A Foreword by the Author

I don’t know why it took until now to begin to write the story about our impending adoption. It is March 20, 2020—in the midst of a global pandemic, and here is proof that God works for good, even in the bleakest of circumstances. We are in the final stages of the adoption process, before the court states she’s legally ours, but the road that led us here was anything but straight. In fact, it wended in directions I didn’t realize lay within compass bounds.

Perhaps I should back up even further, with our own struggles of secondary infertility. Yeah, I didn’t know that was a thing, either, until it came upon me. Some generations may gasp at me “airing my dirty laundry” at this point, but I am of the belief that few thoughts are unique anymore, and by voicing our vulnerability, we are bound to help at least one other person along our journey, and that is worth it to me. Hi, whoever you are. Guess what—you’re not alone.

Apparently, secondary infertility is indeed not just a “thing,” but is a thing that far more women experience than we will most likely ever realize because of the stigma of shame, embarrassment, and pure pain that comes with the discussion. We had our first daughter in 2013, which came with dangerous ease. I refer to it this way, because it was an expeditious track to pride for us, which led to a harsh lesson in humility. For us, pregnancy happened on the first try, which inflated our self-assurance and sparked a false, foolish sense of absolute baby-manufacturing control. And, as a result, it took many years of heartbreak, gradual introspection, and numerous frown-faced pregnancy sticks to realize what a grave mistake that was. It turns out, we never had any control at all—that was God’s wheelhouse all along.

I still laugh, perhaps a little too menacingly—though hopefully not detectably—when aspiring moms speak with such certainty about how many children they will have, which genders they and will and will not tolerate—after all, boys are wild and girls are formidable in their teenage years, don’tcha know. It’s particularly amusing when people get into the specifics of when this will happen—after eating their last sunset-spackled, chalice of Ambrosia atop Mt. Olympus…or what-have-you. The most cringe-worthy part is, I used to be one of them, and perhaps even the loudest among them.
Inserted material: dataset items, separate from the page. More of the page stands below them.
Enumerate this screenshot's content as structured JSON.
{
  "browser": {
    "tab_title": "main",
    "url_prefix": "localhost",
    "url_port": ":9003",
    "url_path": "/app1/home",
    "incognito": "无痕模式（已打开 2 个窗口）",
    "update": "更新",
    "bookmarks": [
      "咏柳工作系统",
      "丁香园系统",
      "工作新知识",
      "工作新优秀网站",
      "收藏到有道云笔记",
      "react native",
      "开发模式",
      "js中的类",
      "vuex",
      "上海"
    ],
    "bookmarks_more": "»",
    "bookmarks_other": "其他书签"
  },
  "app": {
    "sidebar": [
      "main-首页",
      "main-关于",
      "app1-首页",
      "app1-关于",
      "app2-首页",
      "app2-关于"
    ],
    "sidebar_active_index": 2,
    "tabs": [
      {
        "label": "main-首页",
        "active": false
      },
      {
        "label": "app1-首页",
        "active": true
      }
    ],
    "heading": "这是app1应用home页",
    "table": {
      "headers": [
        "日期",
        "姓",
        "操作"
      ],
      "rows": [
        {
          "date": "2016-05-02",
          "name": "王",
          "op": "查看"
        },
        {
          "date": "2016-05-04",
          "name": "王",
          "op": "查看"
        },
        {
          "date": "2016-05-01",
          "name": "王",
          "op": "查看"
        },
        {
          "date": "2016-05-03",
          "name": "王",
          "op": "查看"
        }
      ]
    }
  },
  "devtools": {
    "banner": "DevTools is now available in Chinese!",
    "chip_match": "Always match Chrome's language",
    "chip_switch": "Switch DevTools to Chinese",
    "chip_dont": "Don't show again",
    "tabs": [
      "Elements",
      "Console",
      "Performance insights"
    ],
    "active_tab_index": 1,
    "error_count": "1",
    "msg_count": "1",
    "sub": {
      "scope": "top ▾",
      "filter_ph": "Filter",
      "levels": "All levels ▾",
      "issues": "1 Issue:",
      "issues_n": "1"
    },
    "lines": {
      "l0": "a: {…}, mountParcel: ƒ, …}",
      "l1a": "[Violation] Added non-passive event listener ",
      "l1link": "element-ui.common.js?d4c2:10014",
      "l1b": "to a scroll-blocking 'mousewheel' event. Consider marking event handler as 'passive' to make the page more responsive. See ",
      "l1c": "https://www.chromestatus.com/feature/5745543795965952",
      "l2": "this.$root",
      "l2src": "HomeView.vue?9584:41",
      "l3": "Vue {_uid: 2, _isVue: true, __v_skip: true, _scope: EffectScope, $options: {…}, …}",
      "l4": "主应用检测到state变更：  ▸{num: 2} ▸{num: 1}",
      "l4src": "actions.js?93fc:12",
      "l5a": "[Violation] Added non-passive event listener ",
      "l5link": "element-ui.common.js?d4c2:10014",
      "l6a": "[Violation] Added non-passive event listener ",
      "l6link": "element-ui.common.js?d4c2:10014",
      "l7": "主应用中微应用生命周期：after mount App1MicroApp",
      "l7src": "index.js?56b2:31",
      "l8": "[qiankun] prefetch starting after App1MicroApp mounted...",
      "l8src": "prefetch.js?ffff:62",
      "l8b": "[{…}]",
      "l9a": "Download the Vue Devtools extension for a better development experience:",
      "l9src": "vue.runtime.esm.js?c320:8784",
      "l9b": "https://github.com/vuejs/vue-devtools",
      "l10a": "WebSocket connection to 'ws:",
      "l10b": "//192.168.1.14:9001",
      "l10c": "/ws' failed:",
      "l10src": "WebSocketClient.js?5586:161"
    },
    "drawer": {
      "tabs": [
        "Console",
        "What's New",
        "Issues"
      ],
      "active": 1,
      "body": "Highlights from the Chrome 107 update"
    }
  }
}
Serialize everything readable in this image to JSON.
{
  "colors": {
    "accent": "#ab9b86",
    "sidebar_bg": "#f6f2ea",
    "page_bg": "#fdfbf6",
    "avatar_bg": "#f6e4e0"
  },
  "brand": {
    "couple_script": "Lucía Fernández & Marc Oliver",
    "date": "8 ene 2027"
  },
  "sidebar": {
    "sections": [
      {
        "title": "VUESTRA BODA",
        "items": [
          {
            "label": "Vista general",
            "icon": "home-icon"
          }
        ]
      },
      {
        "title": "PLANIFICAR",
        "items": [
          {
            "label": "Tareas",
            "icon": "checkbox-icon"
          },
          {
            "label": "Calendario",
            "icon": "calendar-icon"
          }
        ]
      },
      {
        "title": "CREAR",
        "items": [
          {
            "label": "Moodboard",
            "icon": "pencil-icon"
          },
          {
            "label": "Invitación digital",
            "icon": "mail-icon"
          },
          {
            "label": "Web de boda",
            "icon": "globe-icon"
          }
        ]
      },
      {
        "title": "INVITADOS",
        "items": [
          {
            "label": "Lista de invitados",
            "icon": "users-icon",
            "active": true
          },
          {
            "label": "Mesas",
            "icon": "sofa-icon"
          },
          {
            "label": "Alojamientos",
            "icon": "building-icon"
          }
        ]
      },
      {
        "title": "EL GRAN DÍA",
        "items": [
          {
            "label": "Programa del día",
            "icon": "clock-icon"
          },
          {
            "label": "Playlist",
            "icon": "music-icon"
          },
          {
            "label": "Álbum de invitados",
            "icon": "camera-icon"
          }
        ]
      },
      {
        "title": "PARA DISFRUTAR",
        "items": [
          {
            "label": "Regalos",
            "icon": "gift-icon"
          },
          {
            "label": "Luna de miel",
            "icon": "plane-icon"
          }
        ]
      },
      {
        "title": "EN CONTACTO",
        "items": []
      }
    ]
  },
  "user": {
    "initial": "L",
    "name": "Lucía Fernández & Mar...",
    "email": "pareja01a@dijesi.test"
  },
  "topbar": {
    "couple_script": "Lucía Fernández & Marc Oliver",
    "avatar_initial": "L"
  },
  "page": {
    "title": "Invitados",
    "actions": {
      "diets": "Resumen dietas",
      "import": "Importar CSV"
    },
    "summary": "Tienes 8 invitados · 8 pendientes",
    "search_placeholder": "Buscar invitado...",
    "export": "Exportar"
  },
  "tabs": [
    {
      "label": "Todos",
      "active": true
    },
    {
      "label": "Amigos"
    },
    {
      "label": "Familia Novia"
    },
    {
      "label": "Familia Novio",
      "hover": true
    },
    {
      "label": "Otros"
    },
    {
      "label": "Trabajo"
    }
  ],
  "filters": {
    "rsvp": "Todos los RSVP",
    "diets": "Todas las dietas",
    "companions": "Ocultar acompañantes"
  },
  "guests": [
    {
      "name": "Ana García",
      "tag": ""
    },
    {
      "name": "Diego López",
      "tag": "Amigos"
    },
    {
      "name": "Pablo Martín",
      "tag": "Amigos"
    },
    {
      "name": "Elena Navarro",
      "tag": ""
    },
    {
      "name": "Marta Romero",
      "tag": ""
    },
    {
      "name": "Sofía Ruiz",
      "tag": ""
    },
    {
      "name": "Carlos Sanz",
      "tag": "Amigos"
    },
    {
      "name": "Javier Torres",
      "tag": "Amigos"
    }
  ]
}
I am simultaneously lauding and mourning the gentle voices of dear friends who have suffered their own unfathomable tragedies with irreparable fallopian tubes and unanswered questions about multiple miscarriages and infertility. Still other friends gently suggested that birthdays are a joy no matter when they happen, so why plan so fastidiously? My own hardship taught me to savor that advice, and to never make an ignorant statement about my fallopian “control,” again.

When I overhear these conversations, from the unblemished moms-to-be, I pray for the Holy Spirit to guide my words, so that those same soft answers cover my own lips. I pray for the ability to speak tenderly, but realistically to them. Mind you, I realize that 99% of the time, these people are all well-intentioned dreamers, and they deserve the same grace Christ granted me, when I was in those same boasful shoes, with that first positive pregnancy test, on Christmas Eve, on the first try. I also pray for the strength to pray that God’s will be done, and that they are, indeed, given the greatest privilege ever granted to mankind, despite my own struggle.

After all, we are called to replace envy with love of one another, right?

Thank God those dark feelings are fleeting for me, now, but I know how hard it can be for others. It is not easy to see things that way in the midst of our own pain. Or pride.

In fact, the first two years of my daughter’s life went by, and we had always just ASSumed her second birthday was the magic number to try again, but we should try this month and not this month because we were going to be in Europe at this point, and heaven-forbid-we-don’t-want-birthdays-too-close-to-one-another, and the weather’s nicer this time of year, and I hope it’s a boy, and I…I…I…I…Surely I would be pregnant just as easy-breezy as the last time. Because, how could that not be what God wanted for me?